Heftige Unwetter haben am Donnerstag und Freitagmorgen Teile Hessens schwer getroffen. Nach Angaben der ARD Tagesschau und des F.A.Z.-Liveblogs rissen Tornados Wände aus Gebäuden, entwurzelten Bäume und beschädigten Dächer. Besonders betroffen waren Regionen im Rhein-Main-Gebiet, wo der Sturm erhebliche Zerstörungen an Häusern und Infrastruktur anrichtete.

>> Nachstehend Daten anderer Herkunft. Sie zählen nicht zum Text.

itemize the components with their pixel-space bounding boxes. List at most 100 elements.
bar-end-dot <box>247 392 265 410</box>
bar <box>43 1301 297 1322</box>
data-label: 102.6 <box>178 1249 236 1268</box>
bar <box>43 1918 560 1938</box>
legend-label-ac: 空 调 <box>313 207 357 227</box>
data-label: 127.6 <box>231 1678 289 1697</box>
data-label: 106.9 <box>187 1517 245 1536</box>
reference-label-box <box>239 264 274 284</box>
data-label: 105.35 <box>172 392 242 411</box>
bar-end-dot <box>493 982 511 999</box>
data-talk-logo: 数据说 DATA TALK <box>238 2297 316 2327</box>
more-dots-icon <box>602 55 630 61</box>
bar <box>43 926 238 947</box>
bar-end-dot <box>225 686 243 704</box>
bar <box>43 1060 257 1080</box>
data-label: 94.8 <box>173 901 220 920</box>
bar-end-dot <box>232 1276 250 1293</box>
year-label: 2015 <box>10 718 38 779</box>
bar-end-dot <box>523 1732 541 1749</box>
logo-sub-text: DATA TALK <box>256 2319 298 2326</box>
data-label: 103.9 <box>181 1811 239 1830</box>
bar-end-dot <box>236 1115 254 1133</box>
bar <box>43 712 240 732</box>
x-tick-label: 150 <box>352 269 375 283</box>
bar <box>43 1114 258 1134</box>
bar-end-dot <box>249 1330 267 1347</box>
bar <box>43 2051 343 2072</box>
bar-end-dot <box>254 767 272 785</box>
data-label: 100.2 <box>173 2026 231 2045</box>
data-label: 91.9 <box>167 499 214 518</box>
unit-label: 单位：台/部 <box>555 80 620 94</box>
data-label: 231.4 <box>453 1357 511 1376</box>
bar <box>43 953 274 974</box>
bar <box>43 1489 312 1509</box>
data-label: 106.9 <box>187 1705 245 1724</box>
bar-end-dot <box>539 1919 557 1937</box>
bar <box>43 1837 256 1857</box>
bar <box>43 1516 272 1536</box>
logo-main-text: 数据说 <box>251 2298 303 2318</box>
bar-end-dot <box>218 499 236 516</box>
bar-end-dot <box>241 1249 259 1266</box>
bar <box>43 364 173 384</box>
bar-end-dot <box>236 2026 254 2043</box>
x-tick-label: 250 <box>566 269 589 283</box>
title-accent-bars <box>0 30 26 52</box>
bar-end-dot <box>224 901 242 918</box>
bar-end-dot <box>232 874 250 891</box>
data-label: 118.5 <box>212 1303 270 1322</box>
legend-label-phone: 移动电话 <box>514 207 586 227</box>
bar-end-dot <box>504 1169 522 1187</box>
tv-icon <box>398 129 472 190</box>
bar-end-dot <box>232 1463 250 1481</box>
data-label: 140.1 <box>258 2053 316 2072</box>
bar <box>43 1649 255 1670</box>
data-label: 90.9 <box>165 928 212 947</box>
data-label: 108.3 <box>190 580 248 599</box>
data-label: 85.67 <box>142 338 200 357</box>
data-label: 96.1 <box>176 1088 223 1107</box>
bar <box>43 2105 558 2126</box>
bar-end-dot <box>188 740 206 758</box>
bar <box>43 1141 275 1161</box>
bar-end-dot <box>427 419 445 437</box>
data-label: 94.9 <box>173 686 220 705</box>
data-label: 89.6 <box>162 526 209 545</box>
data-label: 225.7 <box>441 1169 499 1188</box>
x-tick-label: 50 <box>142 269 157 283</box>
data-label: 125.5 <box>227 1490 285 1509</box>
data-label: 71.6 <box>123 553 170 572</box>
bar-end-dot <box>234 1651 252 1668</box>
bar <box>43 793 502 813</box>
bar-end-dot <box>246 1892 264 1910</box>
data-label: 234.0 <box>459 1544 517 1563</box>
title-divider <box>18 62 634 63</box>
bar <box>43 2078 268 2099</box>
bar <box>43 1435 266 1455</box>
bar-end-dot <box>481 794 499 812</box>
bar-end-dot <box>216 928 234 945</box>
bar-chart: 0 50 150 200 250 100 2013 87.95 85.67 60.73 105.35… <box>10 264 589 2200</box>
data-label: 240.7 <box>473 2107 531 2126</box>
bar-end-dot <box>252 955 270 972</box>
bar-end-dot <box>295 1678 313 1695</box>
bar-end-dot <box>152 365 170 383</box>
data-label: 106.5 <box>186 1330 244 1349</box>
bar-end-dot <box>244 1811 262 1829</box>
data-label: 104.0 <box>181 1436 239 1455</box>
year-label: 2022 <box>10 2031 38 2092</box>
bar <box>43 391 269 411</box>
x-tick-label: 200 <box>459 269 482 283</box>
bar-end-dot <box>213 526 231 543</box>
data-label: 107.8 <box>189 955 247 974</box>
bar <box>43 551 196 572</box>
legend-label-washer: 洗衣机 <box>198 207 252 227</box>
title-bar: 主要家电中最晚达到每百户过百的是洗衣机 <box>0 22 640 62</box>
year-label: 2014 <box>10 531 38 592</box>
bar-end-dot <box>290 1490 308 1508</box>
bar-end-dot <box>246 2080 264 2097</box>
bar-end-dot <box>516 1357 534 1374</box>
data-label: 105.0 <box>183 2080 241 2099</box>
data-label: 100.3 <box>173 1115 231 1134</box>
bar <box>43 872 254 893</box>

Die Feuerwehr und Einsatzkräfte waren im Dauereinsatz, um umgestürzte Bäume zu beseitigen, beschädigte Gebäude abzusichern und überflutete Straßen zu räumen. In mehreren Gemeinden fiel vorübergehend der Strom aus. Glücklicherweise wurden nach bisherigen Erkenntnissen keine schweren Verletzungen gemeldet, obwohl die Wetterphänomene lokal extrem waren.
Der Deutsche Wetterdienst warnt vor weiteren Unwettern: Für Freitag und Samstag prognostizieren Meteorologen erneut starke Gewitter mit Starkregen, Hagel und Windböen. Besonders in Südhessen und im Raum Frankfurt besteht erhöhte Unwettergefahr. Die Behörden raten, lose Gegenstände im Freien zu sichern und bei Gewittern im Innenraum zu bleiben.
Die aktuellen Wetterextreme unterstreichen die zunehmende Häufigkeit extremer Wetterereignisse in Hessen. Klimaforscher verweisen darauf, dass solche Ereignisse im Zuge des Klimawandels künftig häufiger und intensiver auftreten könnten.